Can change in weather have an effect on health?

Many people complain that a change in weather has an effect on their health. And yes it is true, weather does impact some people. It is possible to feel the oncoming storm in your bones or in your head. Barometric pressure, also known as atmospheric pressure, is the measurement of air pressure in the atmosphere, specifically the measurement of the weight exerted by air molecules at a given point on Earth. Barometric pressure often drops before bad weather. Lower pressure, which tends to accompany stormy weather, reduces the amount of available oxygen in the air.

Fatigue: drowsiness, feeling tired or down is one of the first signs of insufficient oxygen.

Headache/migraine: “What we found in our studies was the environment is probably one of the most important triggers for migraine attacks“ said Dr. Vince Martin, director of the Headache and Facial Pain Centre at the University of Cincinnati Gardner Neuroscience Institute, during the 2019 Migraine World Summit.

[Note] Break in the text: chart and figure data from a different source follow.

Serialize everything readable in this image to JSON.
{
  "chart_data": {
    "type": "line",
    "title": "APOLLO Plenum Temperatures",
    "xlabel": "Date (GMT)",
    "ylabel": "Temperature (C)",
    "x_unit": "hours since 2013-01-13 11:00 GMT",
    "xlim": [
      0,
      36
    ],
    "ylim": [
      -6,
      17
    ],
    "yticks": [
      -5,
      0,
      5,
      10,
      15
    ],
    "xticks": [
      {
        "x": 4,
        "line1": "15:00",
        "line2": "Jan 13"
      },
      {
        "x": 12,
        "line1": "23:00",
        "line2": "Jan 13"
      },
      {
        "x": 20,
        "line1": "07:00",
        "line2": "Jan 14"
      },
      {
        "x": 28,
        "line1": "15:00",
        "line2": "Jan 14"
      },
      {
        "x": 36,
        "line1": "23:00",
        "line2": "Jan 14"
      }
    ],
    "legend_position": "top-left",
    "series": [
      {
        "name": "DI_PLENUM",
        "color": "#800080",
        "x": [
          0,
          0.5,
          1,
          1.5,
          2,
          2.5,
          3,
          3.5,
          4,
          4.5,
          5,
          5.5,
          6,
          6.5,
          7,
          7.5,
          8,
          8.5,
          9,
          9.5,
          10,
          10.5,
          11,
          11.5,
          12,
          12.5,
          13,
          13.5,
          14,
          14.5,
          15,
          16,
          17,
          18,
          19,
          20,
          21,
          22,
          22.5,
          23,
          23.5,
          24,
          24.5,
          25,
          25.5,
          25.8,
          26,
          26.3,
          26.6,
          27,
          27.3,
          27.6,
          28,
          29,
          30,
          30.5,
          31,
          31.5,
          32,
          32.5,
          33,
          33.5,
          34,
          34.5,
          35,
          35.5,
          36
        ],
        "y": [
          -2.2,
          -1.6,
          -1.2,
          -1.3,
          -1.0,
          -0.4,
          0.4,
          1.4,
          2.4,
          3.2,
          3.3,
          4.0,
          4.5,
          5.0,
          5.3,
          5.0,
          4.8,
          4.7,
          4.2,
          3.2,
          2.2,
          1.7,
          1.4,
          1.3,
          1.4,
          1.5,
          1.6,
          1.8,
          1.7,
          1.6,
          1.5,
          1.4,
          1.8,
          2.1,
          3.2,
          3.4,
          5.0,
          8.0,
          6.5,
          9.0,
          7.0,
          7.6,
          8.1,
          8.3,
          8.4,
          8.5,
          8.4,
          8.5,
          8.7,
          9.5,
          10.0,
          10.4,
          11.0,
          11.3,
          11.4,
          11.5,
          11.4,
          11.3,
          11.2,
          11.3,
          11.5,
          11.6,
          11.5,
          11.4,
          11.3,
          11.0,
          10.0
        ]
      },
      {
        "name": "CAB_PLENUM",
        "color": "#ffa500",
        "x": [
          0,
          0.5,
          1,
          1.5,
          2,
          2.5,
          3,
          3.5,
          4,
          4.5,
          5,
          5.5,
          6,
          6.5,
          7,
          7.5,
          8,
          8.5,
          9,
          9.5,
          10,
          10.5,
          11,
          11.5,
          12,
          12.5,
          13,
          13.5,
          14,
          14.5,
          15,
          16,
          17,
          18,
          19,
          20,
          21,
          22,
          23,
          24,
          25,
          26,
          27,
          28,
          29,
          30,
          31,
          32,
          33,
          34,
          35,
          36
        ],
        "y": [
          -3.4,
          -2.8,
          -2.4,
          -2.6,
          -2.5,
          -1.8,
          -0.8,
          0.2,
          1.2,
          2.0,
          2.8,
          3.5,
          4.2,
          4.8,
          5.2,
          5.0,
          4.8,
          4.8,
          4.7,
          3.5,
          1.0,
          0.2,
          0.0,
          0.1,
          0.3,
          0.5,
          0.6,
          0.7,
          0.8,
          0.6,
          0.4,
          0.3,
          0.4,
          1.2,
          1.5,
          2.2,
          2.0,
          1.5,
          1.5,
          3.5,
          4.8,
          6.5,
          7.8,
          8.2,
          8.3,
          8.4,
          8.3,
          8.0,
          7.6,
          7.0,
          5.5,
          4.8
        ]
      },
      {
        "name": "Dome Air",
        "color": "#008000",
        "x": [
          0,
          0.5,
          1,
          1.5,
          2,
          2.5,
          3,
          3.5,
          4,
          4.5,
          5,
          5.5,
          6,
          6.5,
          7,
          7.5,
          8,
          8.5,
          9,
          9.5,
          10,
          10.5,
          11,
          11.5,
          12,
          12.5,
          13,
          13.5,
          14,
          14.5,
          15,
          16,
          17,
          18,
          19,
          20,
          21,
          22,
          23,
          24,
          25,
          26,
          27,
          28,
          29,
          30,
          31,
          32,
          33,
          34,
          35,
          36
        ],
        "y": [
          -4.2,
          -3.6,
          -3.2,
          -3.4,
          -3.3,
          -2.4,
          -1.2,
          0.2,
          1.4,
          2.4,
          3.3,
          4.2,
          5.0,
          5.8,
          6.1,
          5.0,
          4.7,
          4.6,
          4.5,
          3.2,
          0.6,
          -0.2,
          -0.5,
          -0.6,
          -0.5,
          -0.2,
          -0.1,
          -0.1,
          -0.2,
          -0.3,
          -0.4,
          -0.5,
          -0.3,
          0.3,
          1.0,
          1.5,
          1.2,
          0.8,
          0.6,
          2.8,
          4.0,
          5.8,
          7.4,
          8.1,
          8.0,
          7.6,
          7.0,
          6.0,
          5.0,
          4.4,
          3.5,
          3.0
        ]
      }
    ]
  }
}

Blood pressure: when it gets cold, your Blood vessels constrict. This causes your Blood pressure to increase because it takes more pressure to move Blood through a narrower space.

Blood sugar: when the pressure drops during a cold front, it causes the viscosity, or thickness, of the blood to increase, making it harder for diabetics to control their Blood sugar. When Blood sugar dips as a result of a change in the environment, it can produce what is called low barometric pressure fatigue.

Arthritis: changes in barometric pressure can cause expansion and contraction of tendons, muscles, bones and scar tissues, resulting in pain in the tissues that are affected by arthritis. Low temperatures may also increase the thickness of joint fluids, making them stiffer and perhaps more sensitive to pain during movement.

Joint pain: lower air pressure pushes less against the body, allowing tissues to expand. Expanded tissues can put pressure on joints and cause pain.

The Arthritis Foundation published a study from Tufts University in 2007 that found that every 10 degree drop in temperature corresponded with an incremental increase in arthritis pain. In addition, low temperatures, low barometric pressure, and precipitation can increase pain.